易昭烊脑补出来沈逸苍远离朝堂,沈家无人问津的画面一下被打破的稀碎,他讪讪笑道:“无妨。”
“咦,你怎么来的这般早?”沈之瑶大步踏进屋子,与平素招摇的打扮不同,沈之瑶一身白色常服,手脚束着白色的绑带,额头上也带了嵌着宝玉的抹额,脸颊上渗出薄汗,站在易昭烊的前面。
“检查作业。”易昭烊斜了沈之瑶一眼,未经思考就说出来:“我教你绣的花样,你可开始绣了?”
沈之瑶:“......”
“你不是给我送帕子来了吗?提这档子事儿干嘛!”沈之瑶想起那日被提着耳朵,心中不忿,伸出手:“帕子呢?”
易昭烊把帕子递到沈之瑶的手上,白色的素帕上绣着如火一般的木棉花,灼灼入眼,绽开了半张锦绣,最角落里还有一个小小的瑶字,彰显了帕子的归属。

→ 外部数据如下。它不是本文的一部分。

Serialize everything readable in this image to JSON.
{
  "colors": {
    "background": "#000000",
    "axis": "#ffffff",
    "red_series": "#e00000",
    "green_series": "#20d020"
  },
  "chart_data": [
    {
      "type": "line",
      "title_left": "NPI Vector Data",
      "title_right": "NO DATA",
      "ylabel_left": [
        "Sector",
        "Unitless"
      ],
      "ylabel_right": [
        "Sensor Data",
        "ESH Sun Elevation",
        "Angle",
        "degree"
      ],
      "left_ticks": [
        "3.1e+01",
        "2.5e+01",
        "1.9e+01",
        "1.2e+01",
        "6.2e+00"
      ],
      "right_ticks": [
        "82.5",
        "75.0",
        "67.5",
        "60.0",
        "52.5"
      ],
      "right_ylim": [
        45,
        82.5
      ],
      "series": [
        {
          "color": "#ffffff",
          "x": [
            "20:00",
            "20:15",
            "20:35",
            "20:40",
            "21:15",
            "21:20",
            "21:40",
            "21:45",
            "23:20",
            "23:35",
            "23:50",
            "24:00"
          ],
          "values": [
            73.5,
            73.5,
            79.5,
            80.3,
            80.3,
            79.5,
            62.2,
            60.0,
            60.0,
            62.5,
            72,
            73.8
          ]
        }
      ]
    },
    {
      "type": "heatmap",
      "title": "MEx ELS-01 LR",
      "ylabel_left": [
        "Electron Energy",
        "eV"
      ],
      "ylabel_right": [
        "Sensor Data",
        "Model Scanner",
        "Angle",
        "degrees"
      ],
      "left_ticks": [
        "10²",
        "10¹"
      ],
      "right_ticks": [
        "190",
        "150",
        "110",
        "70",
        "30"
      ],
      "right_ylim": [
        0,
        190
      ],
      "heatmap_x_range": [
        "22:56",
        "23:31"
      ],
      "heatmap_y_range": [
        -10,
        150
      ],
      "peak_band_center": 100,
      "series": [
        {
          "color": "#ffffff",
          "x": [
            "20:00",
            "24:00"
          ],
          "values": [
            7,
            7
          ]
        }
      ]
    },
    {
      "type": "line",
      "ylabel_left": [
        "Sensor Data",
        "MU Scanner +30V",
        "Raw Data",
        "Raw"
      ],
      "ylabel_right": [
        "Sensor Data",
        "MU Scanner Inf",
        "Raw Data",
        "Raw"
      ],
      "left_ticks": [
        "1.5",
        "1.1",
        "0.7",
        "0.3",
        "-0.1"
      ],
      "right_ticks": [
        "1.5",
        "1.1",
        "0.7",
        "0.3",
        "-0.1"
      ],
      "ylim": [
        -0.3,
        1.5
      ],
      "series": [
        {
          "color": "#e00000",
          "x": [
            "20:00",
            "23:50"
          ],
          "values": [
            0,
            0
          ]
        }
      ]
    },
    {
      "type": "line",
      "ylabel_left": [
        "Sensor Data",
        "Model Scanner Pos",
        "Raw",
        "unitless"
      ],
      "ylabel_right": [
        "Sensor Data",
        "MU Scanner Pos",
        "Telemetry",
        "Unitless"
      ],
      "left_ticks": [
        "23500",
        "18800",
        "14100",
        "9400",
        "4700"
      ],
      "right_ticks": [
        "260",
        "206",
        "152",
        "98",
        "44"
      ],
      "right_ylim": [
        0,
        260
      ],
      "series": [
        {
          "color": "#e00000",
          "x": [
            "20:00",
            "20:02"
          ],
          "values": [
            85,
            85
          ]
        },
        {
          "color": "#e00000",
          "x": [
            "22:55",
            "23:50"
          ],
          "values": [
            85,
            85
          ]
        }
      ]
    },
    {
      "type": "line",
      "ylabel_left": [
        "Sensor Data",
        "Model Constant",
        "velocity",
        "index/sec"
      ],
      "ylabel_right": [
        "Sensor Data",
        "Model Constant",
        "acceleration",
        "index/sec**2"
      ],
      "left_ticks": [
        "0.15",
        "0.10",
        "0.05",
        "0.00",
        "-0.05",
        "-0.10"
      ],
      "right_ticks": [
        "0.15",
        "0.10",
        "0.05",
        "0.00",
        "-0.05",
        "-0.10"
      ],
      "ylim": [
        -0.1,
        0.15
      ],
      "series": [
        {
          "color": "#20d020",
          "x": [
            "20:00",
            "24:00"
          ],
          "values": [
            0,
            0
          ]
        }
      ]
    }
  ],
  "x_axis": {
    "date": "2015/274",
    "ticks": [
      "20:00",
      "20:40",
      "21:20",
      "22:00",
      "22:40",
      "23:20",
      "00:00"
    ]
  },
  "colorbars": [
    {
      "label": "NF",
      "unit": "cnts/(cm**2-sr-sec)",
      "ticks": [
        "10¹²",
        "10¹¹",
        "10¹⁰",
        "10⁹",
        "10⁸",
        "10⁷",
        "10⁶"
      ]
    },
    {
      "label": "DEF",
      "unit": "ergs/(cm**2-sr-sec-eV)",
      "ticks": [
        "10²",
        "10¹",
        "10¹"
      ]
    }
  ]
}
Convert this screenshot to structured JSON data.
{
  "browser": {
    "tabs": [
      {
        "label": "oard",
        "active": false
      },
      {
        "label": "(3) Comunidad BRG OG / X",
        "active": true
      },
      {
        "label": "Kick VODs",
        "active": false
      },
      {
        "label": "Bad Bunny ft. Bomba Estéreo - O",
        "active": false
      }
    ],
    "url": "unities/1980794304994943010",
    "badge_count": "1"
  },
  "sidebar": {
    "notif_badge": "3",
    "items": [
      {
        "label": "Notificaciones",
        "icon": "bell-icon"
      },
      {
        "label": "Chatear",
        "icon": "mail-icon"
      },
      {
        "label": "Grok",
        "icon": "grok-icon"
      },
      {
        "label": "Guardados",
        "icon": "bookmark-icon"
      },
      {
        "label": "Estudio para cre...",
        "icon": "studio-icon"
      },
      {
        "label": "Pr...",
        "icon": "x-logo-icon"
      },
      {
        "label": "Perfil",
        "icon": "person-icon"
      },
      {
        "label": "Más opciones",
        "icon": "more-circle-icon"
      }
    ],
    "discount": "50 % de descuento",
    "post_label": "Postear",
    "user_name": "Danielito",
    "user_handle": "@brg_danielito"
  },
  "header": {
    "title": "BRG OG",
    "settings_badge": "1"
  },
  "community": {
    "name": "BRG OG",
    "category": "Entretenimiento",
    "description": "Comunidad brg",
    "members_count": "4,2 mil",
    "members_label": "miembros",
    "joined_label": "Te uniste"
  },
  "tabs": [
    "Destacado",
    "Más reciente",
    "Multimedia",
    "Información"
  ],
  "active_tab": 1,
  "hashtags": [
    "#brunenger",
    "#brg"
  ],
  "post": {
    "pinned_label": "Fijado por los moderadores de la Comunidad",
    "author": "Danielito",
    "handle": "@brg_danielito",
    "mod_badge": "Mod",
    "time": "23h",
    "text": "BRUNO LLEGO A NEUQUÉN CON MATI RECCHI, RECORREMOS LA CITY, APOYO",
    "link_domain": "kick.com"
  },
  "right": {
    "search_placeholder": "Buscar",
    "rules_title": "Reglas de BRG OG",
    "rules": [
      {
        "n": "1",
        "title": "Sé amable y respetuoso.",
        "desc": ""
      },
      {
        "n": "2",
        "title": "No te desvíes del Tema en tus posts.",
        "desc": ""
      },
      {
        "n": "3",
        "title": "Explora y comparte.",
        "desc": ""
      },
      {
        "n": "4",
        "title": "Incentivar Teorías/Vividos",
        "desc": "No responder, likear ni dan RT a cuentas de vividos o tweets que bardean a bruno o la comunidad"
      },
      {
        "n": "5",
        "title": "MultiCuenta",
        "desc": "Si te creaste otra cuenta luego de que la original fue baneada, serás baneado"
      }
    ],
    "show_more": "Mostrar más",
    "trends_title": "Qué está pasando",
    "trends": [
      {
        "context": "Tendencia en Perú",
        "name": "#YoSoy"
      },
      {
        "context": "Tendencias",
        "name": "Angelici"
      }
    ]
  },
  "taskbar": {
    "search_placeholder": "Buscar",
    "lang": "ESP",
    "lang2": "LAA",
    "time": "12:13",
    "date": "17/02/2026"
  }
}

最开始,易昭烊一直在犹豫要不要绣上沈之瑶的名字,每每想到那天晚上发生的事情,他就觉得背后有些发凉。
揪了老虎耳朵的易昭烊为了讨好沈恶霸,在边角认真的绣了一个瑶字。
沈之瑶拎起帕子啧了两声:“这绣工,比雪啼好多了,易公子你会不会缝衣服...”
“大小姐!”雪啼及时打断沈之瑶,阻止沈之瑶更过分的要求:“要点脸!”
易昭烊惊奇的望着雪啼,他敏锐的察觉到沈之瑶是有些怕雪啼的,不仅是他,赵珏赵璇也发现了,他们有些不解,主子怕奴才,这是什么道理。
赵珏四处张望,希望可以找到那天把自己揍了一顿的女人。
萤流隐在暗处,准备偷袭。
沈之瑶努嘴,把帕子塞到自己的怀里,顺手揪了易昭烊鼻子一下:“春日宴可有准备。”
易昭烊点了点头,他对沈之瑶爱揪自己鼻子的事儿已经妥协,在墨玄,每年初春的时候都举办一次盛大的皇家宴会,除去世家之外,五品以上的各级官员带着儿女参加此次宴会,久而久之,春日宴变成了一个变形的大型皇家相亲晚宴。
易昭烊当然有准备,六日后的春日宴,会发生一件大事。
他敛了眉眼,并不打算告诉沈之瑶,他若是没有记错,上一世的春日宴,沈之瑶并没有参加,就不必再给她带来麻烦了。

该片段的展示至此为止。